Le 6 juillet 2022, lors d’une table ronde à la technopole Eurekatech du Grand Angoulême.

Formation immersive : un outil mesuré plutôt qu'un gadget à la mode

Des spécialistes de la formation immersive réunis récemment à Angoulême appellent à rationaliser l'utilisation de cet outil prometteur et à mieux en mesurer l'efficience au cas par cas.

Par - Le 12 juillet 2022.

La formation immersive, censée plonger les apprenants dans une pratique professionnelle virtuelle la plus réaliste possible, est-elle toujours un plus ? Pas pour les acteurs de la filière réunis le 6 juillet lors d'une table ronde à la technopole Eurekatech du Grand Angoulême. Concepteurs, formateurs, entrepreneurs, et observateurs avertis sont unanimes : « Si le principe en lui-même peut offrir une vraie plus-value en termes d'efficacité pédagogique et de productivité, ajouter de la techno pour de la techno s'avère contre-productif », résume Florian Larrue, responsable de l'unité systèmes centrés sur l'humain chez Catie Robotics, à Talence, près de Bordeaux. Pour éviter l'écueil du « gadget à la mode, gardons toujours à l'esprit le rapport entre l'investissement [plusieurs dizaines de milliers d'euros] et l'apport réel pour l'apprenant. »

Mesurer l'efficience des solutions

L'un des enjeux principaux est donc d'évaluer l'efficience de la solution déployée : pourquoi l'immersion plutôt qu'autre chose ? Et surtout, pour quel impact durable ? Peu de travaux répondent à ces questions. « Ce qui est très positif dans certains domaines ne sert strictement à rien dans d'autres, on a aussi des zones d'entre-deux, dit Axel Buendia, directeur de l'École nationale du jeu et des médias interactifs numériques (Enjmin) d'Angoulême. Il nous faut mener des études à grande échelle, autour de thématiques beaucoup plus transversales, pour faire le tri. »

Impact sur la charge mentale

Nicolas Louveton, maître de conférences au Centre de recherche sur la cognition et l'apprentissage de l'Université de Poitiers, entend ainsi apprécier « l'impact d'une formation immersive sur la charge mentale. Trop de détails rendent l'ensemble indigeste et inutile. Nous élaborons un scénario virtuel permettant d'évaluer cette charge. On veut comprendre ce qui se passe, optimiser à la fois l'apprentissage et le produit sur le long terme. »
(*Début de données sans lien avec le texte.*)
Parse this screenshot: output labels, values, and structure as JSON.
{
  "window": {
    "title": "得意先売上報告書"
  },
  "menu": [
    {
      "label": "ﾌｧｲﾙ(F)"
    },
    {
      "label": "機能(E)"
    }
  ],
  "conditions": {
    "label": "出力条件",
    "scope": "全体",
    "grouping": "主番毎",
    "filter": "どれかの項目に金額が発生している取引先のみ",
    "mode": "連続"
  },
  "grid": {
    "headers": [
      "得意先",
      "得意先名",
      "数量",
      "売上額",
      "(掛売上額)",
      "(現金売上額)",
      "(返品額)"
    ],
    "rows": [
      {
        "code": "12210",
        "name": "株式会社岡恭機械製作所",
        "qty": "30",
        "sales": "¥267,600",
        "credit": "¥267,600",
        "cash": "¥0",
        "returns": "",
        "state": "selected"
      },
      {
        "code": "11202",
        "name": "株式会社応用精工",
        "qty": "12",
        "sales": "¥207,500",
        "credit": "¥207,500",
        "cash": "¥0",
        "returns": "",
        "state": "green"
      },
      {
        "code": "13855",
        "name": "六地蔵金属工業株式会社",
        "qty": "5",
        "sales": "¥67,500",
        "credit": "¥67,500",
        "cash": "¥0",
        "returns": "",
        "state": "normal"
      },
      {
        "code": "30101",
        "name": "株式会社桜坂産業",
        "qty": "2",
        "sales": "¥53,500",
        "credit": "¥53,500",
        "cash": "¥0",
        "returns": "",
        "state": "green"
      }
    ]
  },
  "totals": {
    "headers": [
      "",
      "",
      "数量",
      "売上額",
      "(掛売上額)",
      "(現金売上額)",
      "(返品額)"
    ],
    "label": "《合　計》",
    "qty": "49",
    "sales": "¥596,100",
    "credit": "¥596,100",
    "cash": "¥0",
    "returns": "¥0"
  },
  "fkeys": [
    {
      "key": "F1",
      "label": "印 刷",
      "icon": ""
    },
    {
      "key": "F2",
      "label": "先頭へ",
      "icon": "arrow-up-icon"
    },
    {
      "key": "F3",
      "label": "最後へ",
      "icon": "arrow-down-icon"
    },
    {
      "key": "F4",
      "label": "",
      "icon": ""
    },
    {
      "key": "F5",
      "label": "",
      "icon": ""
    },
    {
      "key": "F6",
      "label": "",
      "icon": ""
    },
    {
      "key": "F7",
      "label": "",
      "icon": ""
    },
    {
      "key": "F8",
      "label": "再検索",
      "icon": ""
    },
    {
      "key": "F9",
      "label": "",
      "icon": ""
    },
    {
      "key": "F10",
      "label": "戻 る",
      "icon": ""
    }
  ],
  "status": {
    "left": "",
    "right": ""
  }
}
Suivi du parcours de l'apprenant

Seule paraît valable une formation immersive sur mesure, avec des algorithmes capables de suivre le parcours de l'apprenant. « C'est notre obsession, sourit Anne-Sophie Gimenez, cofondatrice de la Learning Agency de l'opérateur Orange, à présent dirigeante de WiDid, une startup spécialisée de Toulouse. Elle offre une forte opportunité pour analyser en temps réel l'attitude, les tics de langage, la posture…, afin d'aider à prendre conscience des acquis mais aussi du reste à faire. » Sur ce terrain, des progrès techniques demeurent toutefois attendus. « Quand on observe un avatar, on a parfois grand-peine à comprendre une gestuelle mal retranscrite, ça génère automatiquement un biais », prévient Charles-Alexandre Delestage, chercheur à l'université de Poitiers, à l'origine de premières observations comportementales sur des apprenants en situation de formation immersive.